If you happened to read my column in the Richmond Times Dispatch a couple of days ago, you're well aware that it's been pasta-world over here for seemingly weeks. Now don't get me wrong. I love pasta as much as you do. However, having made so many batches of it that I lost track, and having eaten every single one...well, you won't be surprised that I'm having the inverse reaction to carb-loading or, at least a temporary carb aversion.
All of which led me to make one of my usual favorite things when I hear the unmistakable call of veggies--ratatouille. Now obviously, ratatouille is normally a summer star, when tomatoes are at their peak and the garden is bursting with basil and parsley. This time I got the urge right after some pre-season weeding when I discovered, to my delight, that my marjoram has taken to the warm winter and is happily bursting forth having decided not to bother with a nap this year.
The knowledge that I had a cache of certified San Marzano tomatoes "with basil leaf" was all it took to set me on my path. The knowledge that with a stash of ratatouille you're well on your way to veggie Nirvana sealed the deal. You can pair it with some lovely softly poached eggs as I've done here for a totally stupendous lunch. You can even mix it with some sautéed Italian sausage and cover it with somehomemade cornmeal biscuits for a sort of ratatouille pot pie if you feel in the mood. And, as always, you can just dish yourself up a great big bowl for a quick reminder that summer is right around the corner.
I suggest you make enough to savor for a few days in all sorts of permutations. It's even perfectly delicious served over pasta with a sprinkle of Parmesian-Reggiano. Just don't expect to run into that incarnation over here anytime soon.
Winter Ratatouille
serves 8 - 1o
1 large can San Marzano tomatoes (preferably "with basil leaf")

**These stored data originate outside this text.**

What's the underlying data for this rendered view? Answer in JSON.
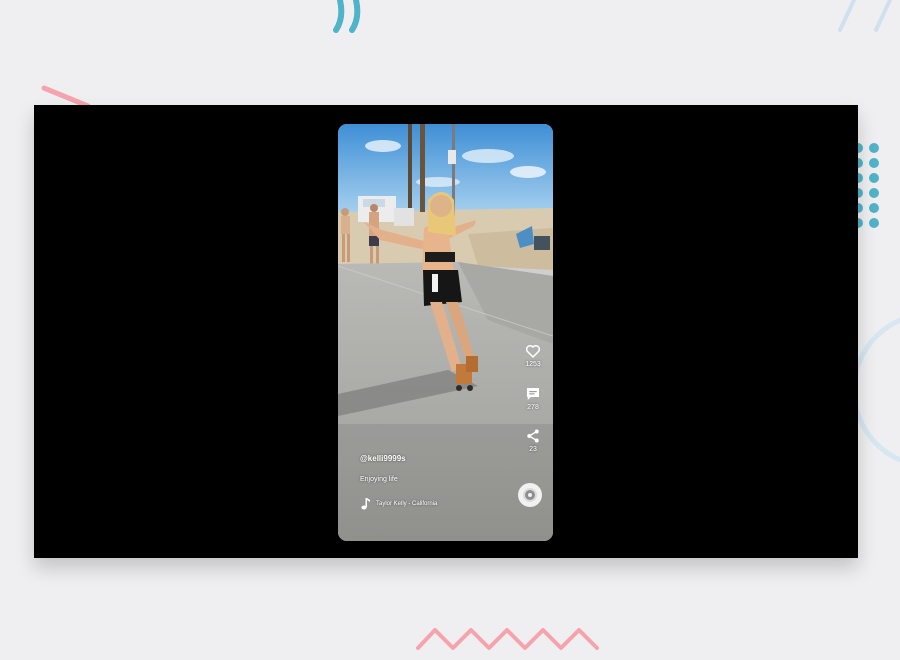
{
  "video": {
    "handle": "@kelli9999s",
    "caption": "Enjoying life",
    "music": "Taylor Kelly - California"
  },
  "actions": [
    {
      "icon": "heart-icon",
      "count": "1253"
    },
    {
      "icon": "comment-icon",
      "count": "278"
    },
    {
      "icon": "share-icon",
      "count": "23"
    }
  ],
  "colors": {
    "background": "#efeff1",
    "player": "#000000",
    "accent_blue": "#4fb3c9",
    "accent_pink": "#f5a3ad"
  }
}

8 large garlic cloves, peeled and thinly sliced
1/2 cup olive oil
1/4 cup fresh marjoram leaves, chopped (parsley and/or basil leaves may be substituted)
2 teaspoons salt
2 large onions, peeled, quartered lengthwise and thinly sliced lengthwise
3 assorted bell peppers--red, orange and yellow, cored, seeded and cut into 1-inch-wide pieces
4 medium zucchini (2 pounds total) quartered lengthwise and cut crosswise into 3/4-inch-thick pieces
1 (2 pound) eggplant, sliced into 1 " cube
1/2 teaspoon freshly ground black pepper.
Combine tomatoes, garlic, marjoram and 1/4 cup of olive oil in a 5-quart heavy pot, bring to a simmer, and simmer covered, stirring occasionally until tomatoes break down and sauce is slightly thickened, about 30 minutes.
Heat 3 tablespoons oil in a 12-inch heavy skillet over moderate heat. Add onions with a sprinkle of salt and cook, stirring occasionally, until softened, about 10 to 12 minutes. With a slotted spoon, transfer onions to a large bowl. Add 3 more teaspoons of oil and cook the peppers in the same manner. Transfer them to the bowl with the onions and cook the zucchini in the same manner and put them in the bowl. Finally, cook the eggplant in the saucepan, turning the heat to low and stirring it constantly. It will suck up the oil, but don't worry about it and just stir until it is softened, about 10 minutes.
Add the vegetables, remaining salt and pepper to tomato sauce and simmer, covered, stirring occasionally, until vegetables are very tender, about 1 hour.
Season ratatouille with salt. Cool, uncovered, and serve warm or at room temperature.